Colorado Allergy & Asthma Centers, P.C., Denver, Colorado.
AstraZeneca R&D, Gothenburg, Sweden.
Ann Allergy Asthma Immunol. 2017 Apr;118(4):489-499.e1. doi: 10.1016/j.anai.2017.01.020. Epub 2017 Mar 1.
The efficacy and safety of budesonide/formoterol pressurized metered-dose inhaler (pMDI) have been demonstrated in patients with asthma at least 12 years old.

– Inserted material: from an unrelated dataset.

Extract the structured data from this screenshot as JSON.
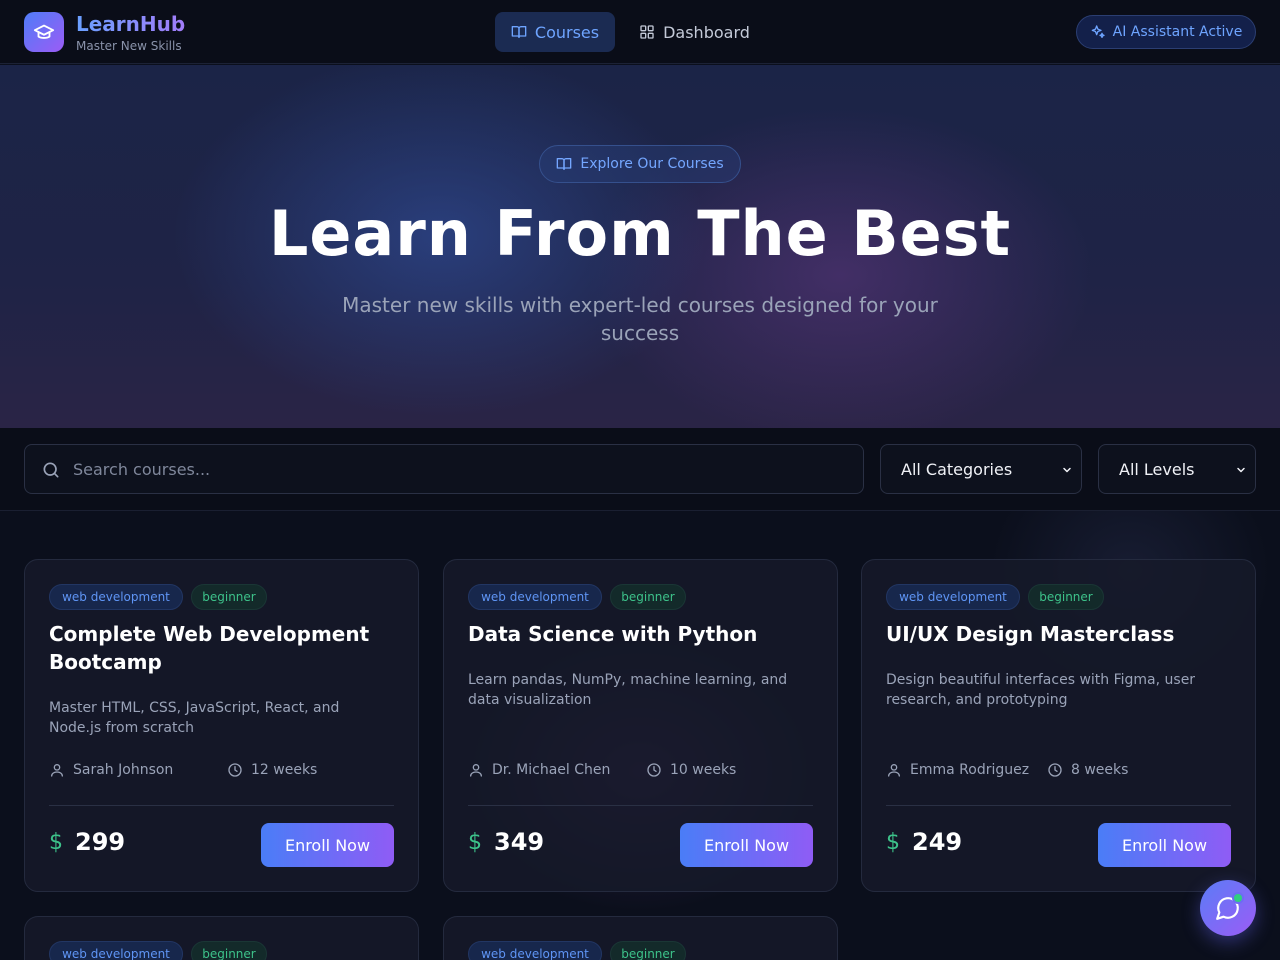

To evaluate the efficacy of 2 formoterol doses added to budesonide as fixed combinations vs budesonide alone in children 6 to younger than 12 years with asthma.
This randomized, double-blinded, parallel-group, multicenter study (NCT02091986; CHASE 3) included children 6 to younger than 12 years with asthma previously receiving a medium-dose inhaled corticosteroid (ICS) or an ICS plus a long-acting β-agonist. Children symptomatic during a 7-28-day run-in on low-dose ICS, 1 inhalation of budesonide dry powder inhaler 90 μg twice daily (BID), were randomized to receive 2 inhalations of budesonide/formoterol pMDI 80/4.5 μg (160/9 μg) BID (n = 92), budesonide/formoterol pMDI 80/2.25 μg (160/4.5 μg) BID (n = 95), or budesonide pMDI 80 μg (160 μg) BID (n = 92) for 12 weeks.
Change in forced expiratory volume in 1 second from baseline to 1 hour after dosing (primary end point), change in forced expiratory volume in 1 second 15 minutes after dosing, and peak expiratory flow 1 hour after dosing at week 12 were statistically significantly greater for budesonide/formoterol 160/9 μg vs budesonide (P ≤ .015 for all comparisons), but not for budesonide/formoterol 160/4.5 μg vs budesonide. Bronchodilator effects, evident 15 minutes after the dose on day 1, were maintained at week 12. Incidence of protocol-defined asthma exacerbations and improvements in asthma symptom-related and quality-of-life outcomes were similar across treatments. There were no notable safety differences among treatments.
Budesonide/formoterol pMDI 160/9 μg showed statistically significant and clinically meaningful lung function improvements vs budesonide pMDI 160 μg, demonstrating appropriateness as a therapeutic option for children 6 to younger than 12 years with asthma symptomatic on ICS alone.
ClinicalTrials.gov Identifier: NCT02091986.
布地奈德/福莫特罗定量气雾剂(pMDI)在至少 12 岁的哮喘患者中的疗效和安全性已得到证实。
评估两种福莫特罗剂量与布地奈德联合固定剂量在 6 岁以下儿童哮喘中的疗效。
这项随机、双盲、平行分组、多中心研究(NCT02091986;CHASE 3)纳入了先前接受中剂量吸入性皮质类固醇(ICS)或 ICS 加长效β-激动剂治疗的 6 岁以下儿童哮喘患者。在低剂量 ICS 为期 7-28 天的导入期有症状的儿童,每日两次(BID)吸入布地奈德干粉吸入剂 90μg 1 次(BID),随机接受布地奈德/福莫特罗 pMDI 80/4.5μg(160/9μg)BID(n=92)、布地奈德/福莫特罗 pMDI 80/2.25μg(160/4.5μg)BID(n=95)或布地奈德 pMDI 80μg(160μg)BID(n=92)治疗 12 周。
从基线到给药后 1 小时用力呼气量(FEV1)的变化(主要终点)、给药后 15 分钟时 FEV1 的变化以及给药后 1 小时时呼气峰流量在第 12 周时,布地奈德/福莫特罗 160/9μg 与布地奈德相比,统计学上有显著改善(所有比较均为 P≤0.015),但布地奈德/福莫特罗 160/4.5μg 与布地奈德相比无显著差异。在第 1 天,在剂量后 15 分钟即可观察到支气管扩张剂效应,并在第 12 周时仍保持。哮喘加重的发生率和哮喘症状相关及生活质量改善的情况在各治疗组之间相似。各治疗组之间未见明显安全性差异。
与布地奈德 pMDI 160μg 相比,布地奈德/福莫特罗 pMDI 160/9μg 具有统计学意义和有临床意义的肺功能改善,证明了其作为 6 岁以下单独使用 ICS 有症状的哮喘儿童的治疗选择的适宜性。
ClinicalTrials.gov 标识符:NCT02091986。